「上海を持ち上げる」
意外な理由

 今回のコロナ対策では、中国各地域の為政者やその都市の「運営管理のレベル差」が露呈してしまい、その能力や姿勢が問われている。

 つまり「上海を持ち上げる」ことは、「自分がいる地域の政府」に対して大きな不満があることの裏返しでもあるのだ。

 先述したプライバシー保護などに加え、その最も象徴的なものが、ペット対策だろう。

 SNSでは、ある動画がとても話題となり拡散され続けた。

 その動画には、上海の住民が隔離のためにホテルへ移動する際、自分が飼っている犬や猫を連れて行く光景が映し出されていた。
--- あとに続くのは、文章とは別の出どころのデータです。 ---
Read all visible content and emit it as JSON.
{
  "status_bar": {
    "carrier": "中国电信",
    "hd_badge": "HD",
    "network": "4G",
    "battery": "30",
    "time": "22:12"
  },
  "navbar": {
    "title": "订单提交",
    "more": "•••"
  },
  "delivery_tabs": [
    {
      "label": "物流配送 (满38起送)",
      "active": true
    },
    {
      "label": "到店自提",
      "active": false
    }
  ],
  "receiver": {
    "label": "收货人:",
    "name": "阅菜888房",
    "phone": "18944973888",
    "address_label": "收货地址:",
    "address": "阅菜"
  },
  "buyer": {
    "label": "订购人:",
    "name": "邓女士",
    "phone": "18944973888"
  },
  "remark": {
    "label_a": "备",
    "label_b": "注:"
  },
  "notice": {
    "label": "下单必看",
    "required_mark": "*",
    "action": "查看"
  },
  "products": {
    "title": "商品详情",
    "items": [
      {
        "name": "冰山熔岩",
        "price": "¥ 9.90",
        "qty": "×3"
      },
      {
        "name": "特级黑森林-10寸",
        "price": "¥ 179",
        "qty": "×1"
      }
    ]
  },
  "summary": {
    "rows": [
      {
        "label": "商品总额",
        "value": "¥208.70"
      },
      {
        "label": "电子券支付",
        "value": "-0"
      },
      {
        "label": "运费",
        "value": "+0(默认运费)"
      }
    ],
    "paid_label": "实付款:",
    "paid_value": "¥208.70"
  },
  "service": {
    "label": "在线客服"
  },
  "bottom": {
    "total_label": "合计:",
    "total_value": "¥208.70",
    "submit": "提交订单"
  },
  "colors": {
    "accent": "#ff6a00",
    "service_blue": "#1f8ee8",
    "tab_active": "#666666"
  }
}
 これは北京をはじめ、上海以外の地域の人々にとってあまりに衝撃的な光景だった。

 その理由は明白で、ほかの地域ではそもそも「ペット同伴の隔離」は許されておらず、泣く泣く自宅に置いたままにしてしまい、愛犬や愛猫などを餓死させてしまうようなケースが相次いでいたからだ。

 ほぼ同じ時期、北京の市民が、「微博」(中国語版ツイッター)で、「これから21日間の隔離で、うちのワンちゃんと一緒は禁止されている。だれか預かってくれないか?ちゃんと費用と謝礼を払うから、助けてください!」とSOSを出した。また吉林省の隔離中の男性が涙を流しながら「うちの4匹のネコちゃんたち、頑張って生きて、俺が帰るまで待ってて!」との動画をSNSに投稿した。

「文明国家とはなんだ?それは動物に対しての態度だ!」
「ペットは家族の一員である、見殺しはあまりに残酷だ」
「北京、お願いだから、上海を見習って!いや、全国すべての地域、上海を鏡にしてほしい!」

 同時期のSNSでは、上記のような悲痛な声があふれていた。

 もっとも、「上海の先行事例」を手本に、北京などの各都市ではペットへの対応が変わりつつある。自宅に1人が残りペットの面倒をみるとか、飼い主と共に隔離先に同行させる措置などが可能となったのだ。

 このように、多くの中国人にとってコロナ対策を巡る「上海の事例」は政策でも人々の立ち居振る舞いでも手本や憧れとなっているのだ。